There were no reports of injuries or damage.
The Geophysical Institute of Israel (GII) reported that the quake measured 3.3 on the Richter Scale and that its epicenter was located in southern Lebanon.
GII Director Rami Hofstetter told Ynet that "several low-magnitude quakes have occurred in the Lebanon area recently, and the current quake appears to be part of that series of quakes."
Avi Rahamim of Kiryat Shmona told Ynet, "We were at home during the quake. It lasted several seconds. The perfumes on my wife's cabinet rattled and the house sort of danced. I was lying on the couch and felt it moving forward."

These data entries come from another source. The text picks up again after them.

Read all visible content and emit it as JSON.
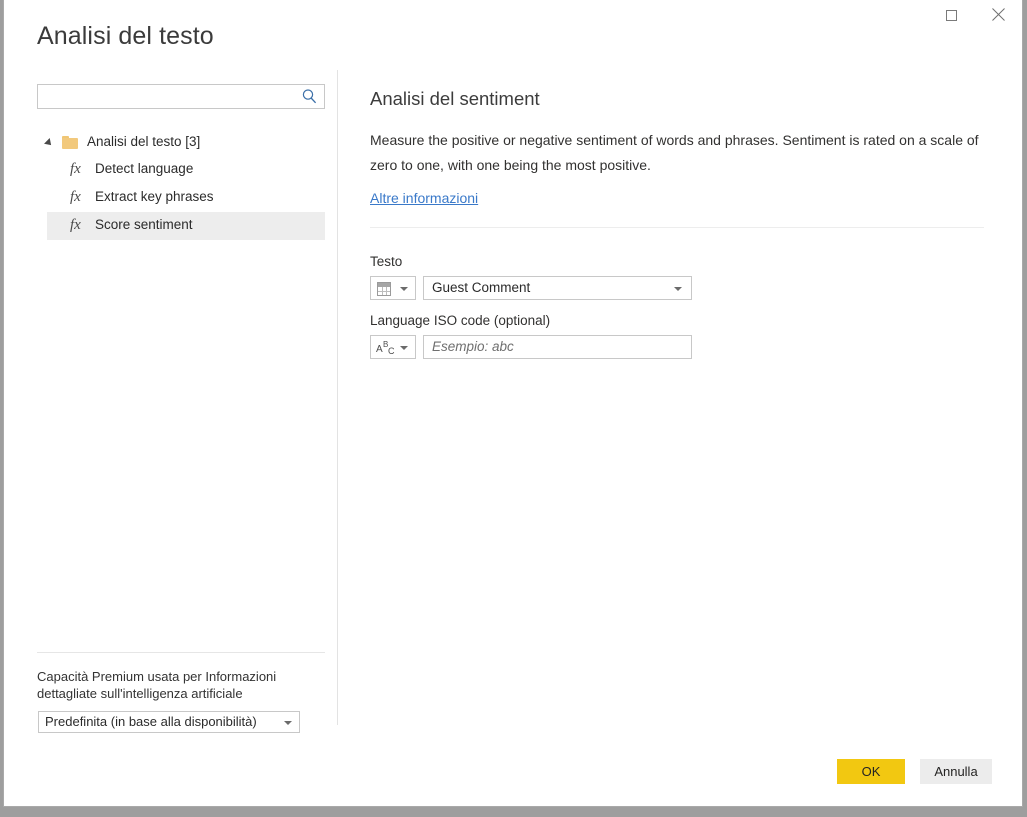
{
  "window": {
    "title": "Analisi del testo",
    "maximize_icon": "maximize-square-icon",
    "close_icon": "close-x-icon"
  },
  "sidebar": {
    "search": {
      "value": "",
      "placeholder": "",
      "icon": "search-icon"
    },
    "tree": {
      "root": {
        "label": "Analisi del testo [3]",
        "expander_icon": "expander-triangle-icon",
        "folder_icon": "folder-icon",
        "expanded": true
      },
      "items": [
        {
          "label": "Detect language",
          "icon": "fx-function-icon",
          "selected": false
        },
        {
          "label": "Extract key phrases",
          "icon": "fx-function-icon",
          "selected": false
        },
        {
          "label": "Score sentiment",
          "icon": "fx-function-icon",
          "selected": true
        }
      ]
    },
    "capacity": {
      "label": "Capacità Premium usata per Informazioni dettagliate sull'intelligenza artificiale",
      "selected": "Predefinita (in base alla disponibilità)",
      "caret_icon": "chevron-down-icon"
    }
  },
  "main": {
    "title": "Analisi del sentiment",
    "description": "Measure the positive or negative sentiment of words and phrases. Sentiment is rated on a scale of zero to one, with one being the most positive.",
    "link": "Altre informazioni",
    "fields": [
      {
        "label": "Testo",
        "type_icon": "table-column-icon",
        "type_caret_icon": "chevron-down-icon",
        "value": "Guest Comment",
        "placeholder": "",
        "value_caret_icon": "chevron-down-icon"
      },
      {
        "label": "Language ISO code (optional)",
        "type_icon": "abc-text-icon",
        "type_caret_icon": "chevron-down-icon",
        "value": "",
        "placeholder": "Esempio: abc",
        "value_caret_icon": ""
      }
    ]
  },
  "footer": {
    "ok_label": "OK",
    "cancel_label": "Annulla",
    "ok_color": "#f2c811",
    "cancel_color": "#ececec"
  }
}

Another Kiryat Shmona resident, Levi Eshkol, said that "the quake lasted a few seconds and we only felt slight movements. It wasn’t scary. Compared to the previous quake it was much lighter and much shorter."
Zviki Bar of Metual said, "My wife and I were sitting by the computer and our daughters were in the living room. Suddenly I began moving with my chair and so did the entire room. We took the girls outside and waited a few minutes.
"The quake itself lasted several seconds, but long ones. It was slightly weaker than the previous quake, when we felt the entire house shaking."
About three months ago, an earthquake registering 5.3 on the Richter Scale was felt by residents across Israel. The trembling lasted for 19 seconds and shook structures in many major towns and cities. There were no injuries, but several people suffered from shock.
The quake's epicenter was located 15 kilometers (10 miles) northeast of the Lebanese town of Tyre, or 70 km (45 miles) northeast of Haifa. It was the strongest quake to hit Israel in a decade.